Si usted está leyendo por error estas líneas estúpidas mientras aporrea felizmente la tacita de café con la beligerante cucharilla —se han dado casos asombrosos de personas que agitaron la cucharilla durante quince continuados minutos, convencidas de que el azúcar permanecía aún sin disolverse por completo—; si usted, decíamos, acaba de disfrutar de una reconfortante ducha y ahora se entrega con extraordinario alborozo al mordisqueo de una rosquilla gorda, o de un panecillo crujiente bañado en untuoso aceite —oro líquido de nuestros campos sagrados, estandarte tozudo y gastronómico por excelencia—, o se complace devorando una austera y saludable lechuga, gozoso preludio de la magnífica y brillante jornada que está por comenzar, significa, qué duda cabe, que usted forma parte del entramado social, de la multitud rugiente y contemporánea, de los numerosos y entrelazados mimbres que conforman la civilización del presente. En una palabra: que usted está vivo, y que colea.
A poco que derrame la mirada a su alrededor con cierta curiosidad —usted, ente vivo—, podrá reconocer fácilmente, con espanto, el clima de individualidad, soberbia y egolatría en que el torrente social ha desembocado. Los tontos no fabrican ya relojes de madera, ahora se hallan persuadidos de poder fabricarlos aun sin moverse del tresillo. Se propina una patada en la marquesina del autobús y aparecen de la nada, en menos que se desgañita un gallo, siete eruditos barbudos. Cultura universal de andar por casa, conocimientos profundos de arte y ciencia adquiridos entre siesta y siesta. Y la aberración espeluznante, mire usted, de tratar de sentar cátedra en cada esquina, en cada reunión familiar, en cada lecho conyugal. De sentar cátedra, debemos puntualizar, con la autoridad académica de un borrego.

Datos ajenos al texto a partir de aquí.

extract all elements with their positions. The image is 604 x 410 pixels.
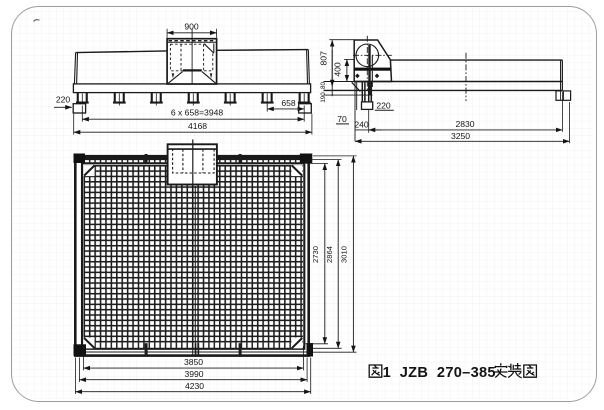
svg-text:900: 900 — [184, 21, 199, 31]
svg-text:4168: 4168 — [188, 121, 207, 131]
svg-text:220: 220 — [376, 100, 391, 110]
svg-text:190: 190 — [320, 92, 327, 103]
svg-text:3990: 3990 — [184, 369, 203, 379]
svg-text:4230: 4230 — [185, 381, 204, 391]
svg-text:80: 80 — [320, 82, 327, 89]
svg-text:807: 807 — [318, 51, 328, 66]
svg-text:658: 658 — [281, 98, 296, 108]
svg-text:3010: 3010 — [340, 246, 349, 263]
svg-text:240: 240 — [354, 120, 369, 130]
svg-text:1 JZB 270–385: 1 JZB 270–385 — [383, 365, 496, 381]
svg-text:3250: 3250 — [451, 131, 470, 141]
svg-text:6 x 658=3948: 6 x 658=3948 — [171, 108, 224, 118]
svg-text:3850: 3850 — [184, 357, 203, 367]
svg-text:2864: 2864 — [325, 246, 334, 263]
svg-text:220: 220 — [56, 95, 71, 105]
svg-text:2730: 2730 — [311, 246, 320, 263]
svg-text:400: 400 — [333, 62, 343, 77]
svg-text:2830: 2830 — [455, 119, 474, 129]
svg-text:70: 70 — [337, 114, 347, 124]
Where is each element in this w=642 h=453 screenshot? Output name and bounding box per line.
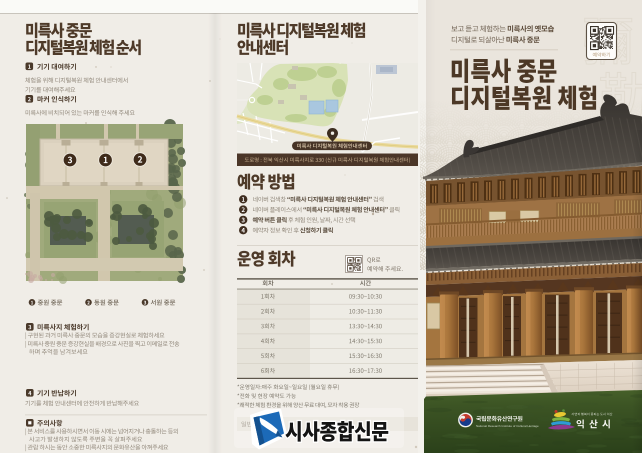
- svg-text:National Research Institute of: National Research Institute of Cultural …: [476, 424, 539, 428]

Pero si existe algo que acaricia la cumbre de la necedad y que verdaderamente nos endereza los pelos del cogote es, cosa tan moderna, la constante y errática percepción del ‘yo’. Se incluye el pronombre personal hasta en la mismísima sopa de marras. Se refuerza con él hasta el más insignificante argumento. Hay articulistas que no son capaces de trazar seis miserables palabras sin ceder a la diabólica tentación de intercalar el ‘yo’ sonrojante. Rara es la novela moderna —y por novela moderna entendemos trilogía apasionante— que no se encuentre sustentada en el ‘yo’ más reiterado y grosero del autor —y por autor entenderemos lo que usted tenga a bien considerar—. Se sentencia sobre cualquier asunto adornando siempre la sintaxis con el pronombre de la vergonzosa inmodestia. Qué nos importará, muy señora nuestra, que usted esto o que usted aquello. Cómo reconfigurar este mundo podrido del ‘yo’, esta tendencia hueca, tenaz y altaneramente inmadura, esta cultura aterradora del puñetero ombligo. Ay, quién pudiera arrojar un rayito de sensata luz. «Como digo yo», apostillan invariablemente los imbéciles. Pues si usted lo dice, será verdad.
Se debate tímidamente en los círculos editoriales sobre el final de la narrativa basada en el ‘yo’, y la esperanza se relame, ilusionada, encogido el corazón, con semejante propuesta. Agua bendita de mayo. No obstante, el sentido común se apresura a pronunciarse de inmediato, concluyente: se acabaron los libros, entonces.